2 March 2020

Myopia management: Cochrane review updates the evidence

Our Director of Research, Michael Bowen, looks at how the Cochrane review will affect our guidance on myopia management.

In order for future studies and trials to produce findings that will improve the overall quality of research in this area for a future review, guidelines are needed to promote consistency, continuity and quality. 

The new International Myopia Institute’s Clinical Myopia Control Trials and Instrumentation Report provides clear guidance on this, which will be helpful in ensuring that future trials have the greatest chance of producing results that will inform our understanding in this field, and ultimately enable data from more studies to be included in future reviews.

This review is an important update to the evidence base and practice in this area, as it incorporates data from 41 studies published up to February 2018, with a total of 6772 participants. As well as exploring the evidence that these studies provide on the efficacy of the interventions, the review provides an analysis of the certainty of the evidence available for each intervention. The key findings from the review can be found on the here.

When the College established a group of experts across the eye health sector to develop the Consensus Statement on Myopia Management, and produce guidance for optometrists and patients, we were aware that the Cochrane review was due for update, but wanted to provide members with some information and advice on this emerging area of practice in the interim. When we released the College’s resulting Consensus Statement and guidance in 2019, we indicated that we would review them regularly, and would take the updated Cochrane review into account when it became available.
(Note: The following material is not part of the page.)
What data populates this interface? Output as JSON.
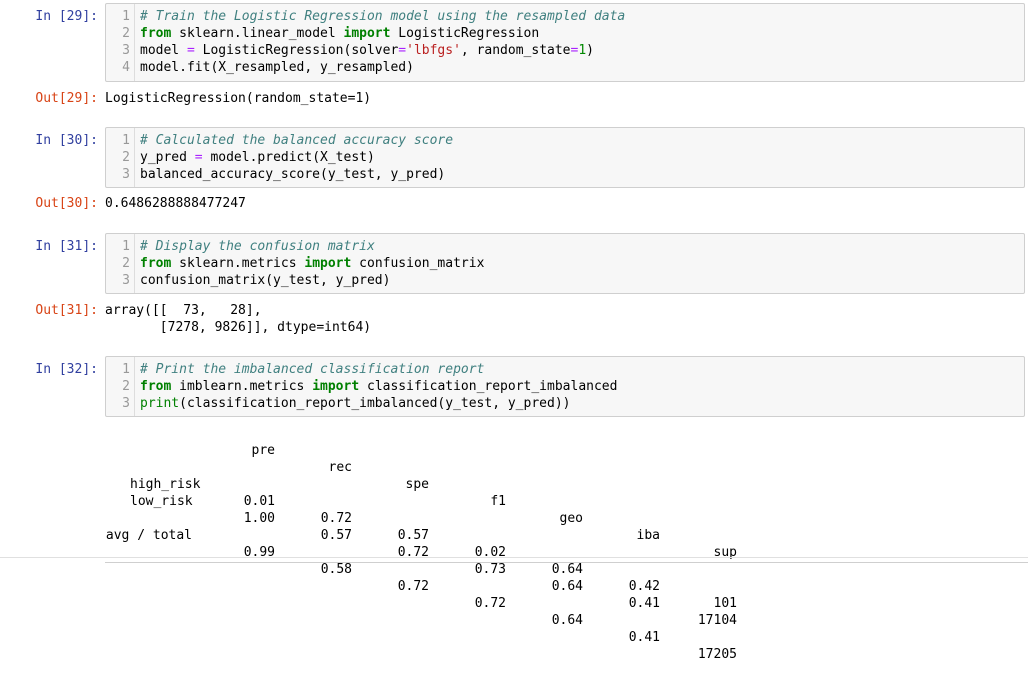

What does the review tell optometrists about the different interventions? It sets out clearly that, despite the rapid increase in research in this area since the last Cochrane Review in 2011, there is still not enough high certainty evidence in relation to the main interventions. More research is needed before we can determine the long term efficacy and impact of interventions to slow myopia progression in children. For example, one of the trials cited in the review, the IMI’s “Clinical Myopia Control Trials and Instrumentation Report” led by Professor James Wolffsohn, will be very helpful in supporting future trials to produce evidence of the quality needed.

The review also indirectly raises other key questions for UK optometry. Current (moderate certainty) evidence indicates that atropine is likely to be the most effective intervention, but this is not currently available to UK optometrists. While we wait for longer-term data to become available and European studies to report, we need to agree the level of evidence required to determine if optometrists can use atropine in myopia management. What evidence do we need to be satisfied that the benefits outweigh the risks? How should the profession discuss the long term risks and benefits with patients and parents? We also need to consider whether there is a role for multifocal spectacle lenses (Bifocal or progressive) which the review found (moderate certainly) yielded a small effect in slowing myopic progression. And, at what point should we explore making an effective myopia management intervention available through the national health services?

The College will continue to interpret the evidence as it emerges so that optometrists in the UK can apply the findings in practice. In the meantime, we will review our guidance on myopia management in light of the Cochrane review and will be asking members to feedback to us on the existing guidance and updates. While we don’t believe that this systematic review significantly changes our position, we want to ensure we support members with their evidence-based practice and robust research.